Un peu plus de 700 clients ont eu recours au moins une fois à la Tournée depuis son lancement : personnes âgées, malades qui ne peuvent sortir de chez eux, employés qui doivent déjeuner sur leur lieu de travail, mères ou pères célibataires qui rentrent tard, on trouve tous les profils.

« Je connais bien les commerçants de mon quartier et je voulais un service qui me permette d’avoir des fruits et des légumes frais pour mes enfants dans la semaine alors que je n’ai pas le temps d’aller faire des courses, même rapides, lorsque je rentre du bureau », témoigne une mère de famille sur le site de la Tournée.

En cas d’absence, il arrive que le livreur dépose la veste qui sort de chez le teinturier ou les articles de bureau chez le voisin prévenu. Cela crée de la convivialité et donne à ce coin de Belleville l’identité d’un village branché sur les nouvelles technologies.

Pendant la période expérimentale – jusqu’en juin 2013 – cinq jeunes du quartier (quatre temps-pleins et un mi-temps) ont été recrutés en CDI via l’antenne locale de Pôle emploi. Pour Carole Cuillier c’est une première marche. L’idée c’est qu’ils puissent acquérir des compétences afin d’aller vers d’autres entreprises. Mounir, un des livreurs, remplace un livreur qui a été embauché par la Poste.

Utile, éco-responsable et créatrice de lien social, cette astucieuse mutualisation des livraisons est née en Inde il y a plus d’un siècle.
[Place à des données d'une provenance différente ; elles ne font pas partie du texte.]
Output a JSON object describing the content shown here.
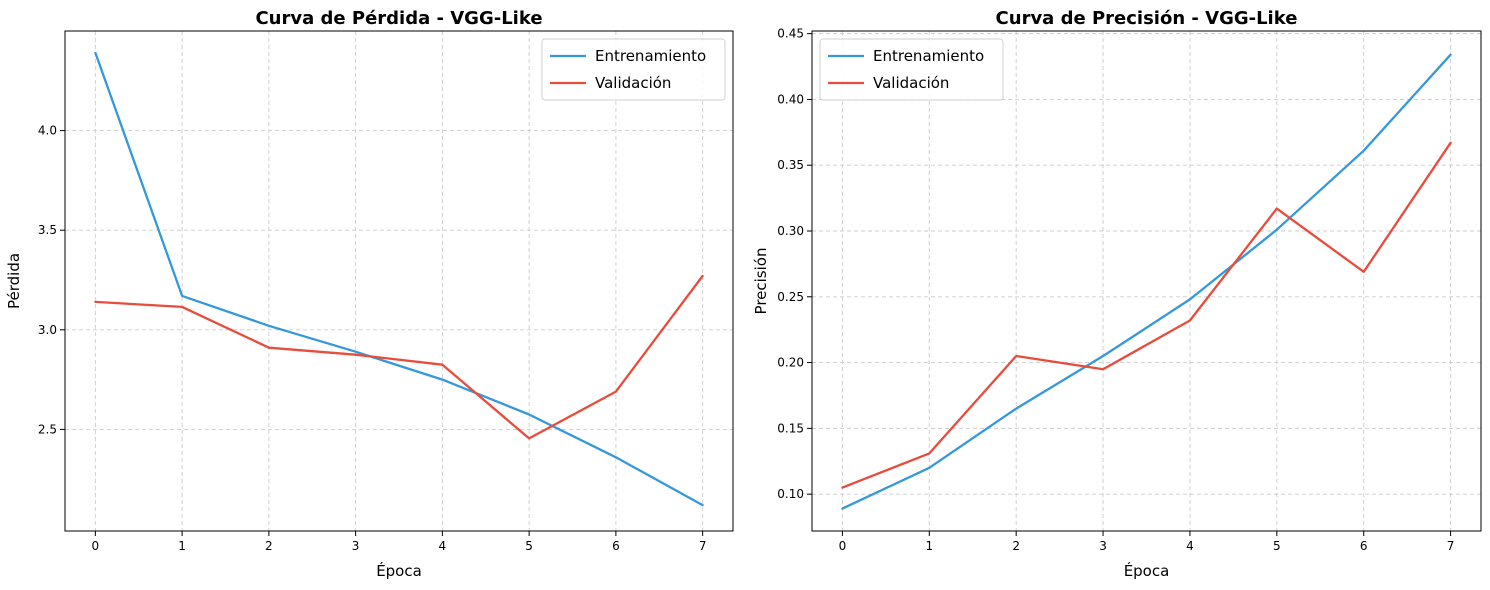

Aujourd’hui, à Bombay, près de 300 000 clients reçoivent leurs courses chez eux apportées par environ 5000 livreurs que l’on nomme les dabbawallahs. En deux heures, ils peuvent passer un colis d’une extrémité à l’autre de cette mégapole.

Le pâtisser Laurent Demoncy, également président de Belleville village, l’association des commerçants du Hameau de Belleville, est l’un des dix-sept adhérents pionniers de la Tournée (ils sont maintenant plus de soixante). Il se souvient de la réaction des autres commerçants quand il a commencé à expérimenter ce système : Certains me prenaient pour un farfelu ! À deux euros la livraison, ils ne comprenaient pas comment ça pouvait marcher.

Pourtant ça marche : les clients sont contents et les commerçants s’aperçoivent qu’un client qui commande par téléphone n’est pas forcément perdu. Il n’est pas possible de livrer à ce tarif, sauf en mutualisant. Ça permet de faire de toutes petites livraisons et ça ne concurrence personne puisque ça n’existait pas.